Let me go back to a phone message I got just before Christmas: “Would you be interested in investigating whether bank voles near the nuclear reactor in Chernobyl have cataracts?” To my mind there can be only one answer to such a question – absolutely. Six months later, I found myself on a plane to Kiev ready to meet the rest of the research team. Unfortunately, just after I landed, a thunderstorm wiped out the airport radar so the majority of the researchers didn’t make it to Ukraine until the next morning.
With a couple of other researchers who had arrived on time, I was taken into the Ukrainian countryside, where gradually fewer cars passed by and the sunflower-covered fields gave way to wilderness. It has been 30 years since the disaster, which depopulated the whole area – well, as far as people are concerned that is – and left the area as a haven for wildlife uninterrupted by humans (apart from researchers like me, and Americans coming on their day-long tours!).

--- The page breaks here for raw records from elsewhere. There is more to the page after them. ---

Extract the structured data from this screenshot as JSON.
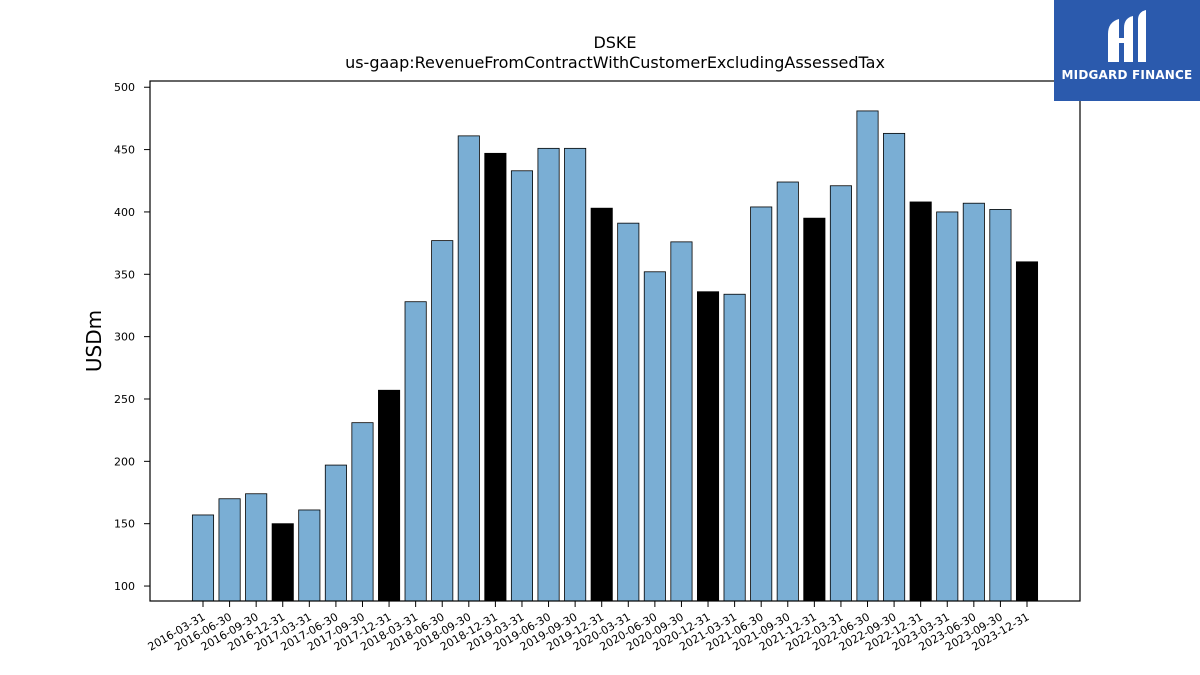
{
  "chart_data": {
    "type": "bar",
    "title": "DSKE",
    "subtitle": "us-gaap:RevenueFromContractWithCustomerExcludingAssessedTax",
    "xlabel": "",
    "ylabel": "USDm",
    "ylim": [
      88,
      505
    ],
    "yticks": [
      100,
      150,
      200,
      250,
      300,
      350,
      400,
      450,
      500
    ],
    "categories": [
      "2016-03-31",
      "2016-06-30",
      "2016-09-30",
      "2016-12-31",
      "2017-03-31",
      "2017-06-30",
      "2017-09-30",
      "2017-12-31",
      "2018-03-31",
      "2018-06-30",
      "2018-09-30",
      "2018-12-31",
      "2019-03-31",
      "2019-06-30",
      "2019-09-30",
      "2019-12-31",
      "2020-03-31",
      "2020-06-30",
      "2020-09-30",
      "2020-12-31",
      "2021-03-31",
      "2021-06-30",
      "2021-09-30",
      "2021-12-31",
      "2022-03-31",
      "2022-06-30",
      "2022-09-30",
      "2022-12-31",
      "2023-03-31",
      "2023-06-30",
      "2023-09-30",
      "2023-12-31"
    ],
    "values": [
      157,
      170,
      174,
      150,
      161,
      197,
      231,
      257,
      328,
      377,
      461,
      447,
      433,
      451,
      451,
      403,
      391,
      352,
      376,
      336,
      334,
      404,
      424,
      395,
      421,
      481,
      463,
      408,
      400,
      407,
      402,
      360
    ],
    "colors": {
      "quarter": "#7aaed4",
      "year_end": "#000000",
      "edge": "#000000"
    },
    "grid": false,
    "legend": "none"
  },
  "logo": {
    "text": "MIDGARD FINANCE"
  }
}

After the checking of passports and reams of paperwork, we were allowed into the protected zone. I had the opportunity to explore the near-deserted town with trees growing through the roofs of what were once beautiful houses. The few residents I met all seemed to scowl at me in a most ferocious way. I quite unjustifiably presumed that this was just their temperament, until the leader of the group arrived the next day and strictly forbade us to walk around outside without a police guard. I was definitely persona non grata.
As we started work investigating the rodent population, we passed into the Red Forest, an area still highly contaminated but an amazing wilderness. Some have reported finding mutations in wildlife, and cataracts too, but our work failed to confirm this. Ironic that even in an area where human involvement in the form of the worst nuclear disaster in the world would seem to be as bad as it could get, nature bounces back when people stay well clear.
As far as humankind is concerned, it is still a nightmare; a memorial with all the signs of towns and villages evacuated after the disaster shows just what an impact the reactor meltdown had. Now the people working in the hotel stay for two weeks at a time before leaving for two weeks far away.
The food doesn’t change though – eggs, eggs and more eggs, interspersed by reconstituted chicken – presumably those whose egg production had dropped. The feral dog population and their night-time howling was pretty constant too. So not quite a holiday in the normal sense of the word, but a remarkable trip!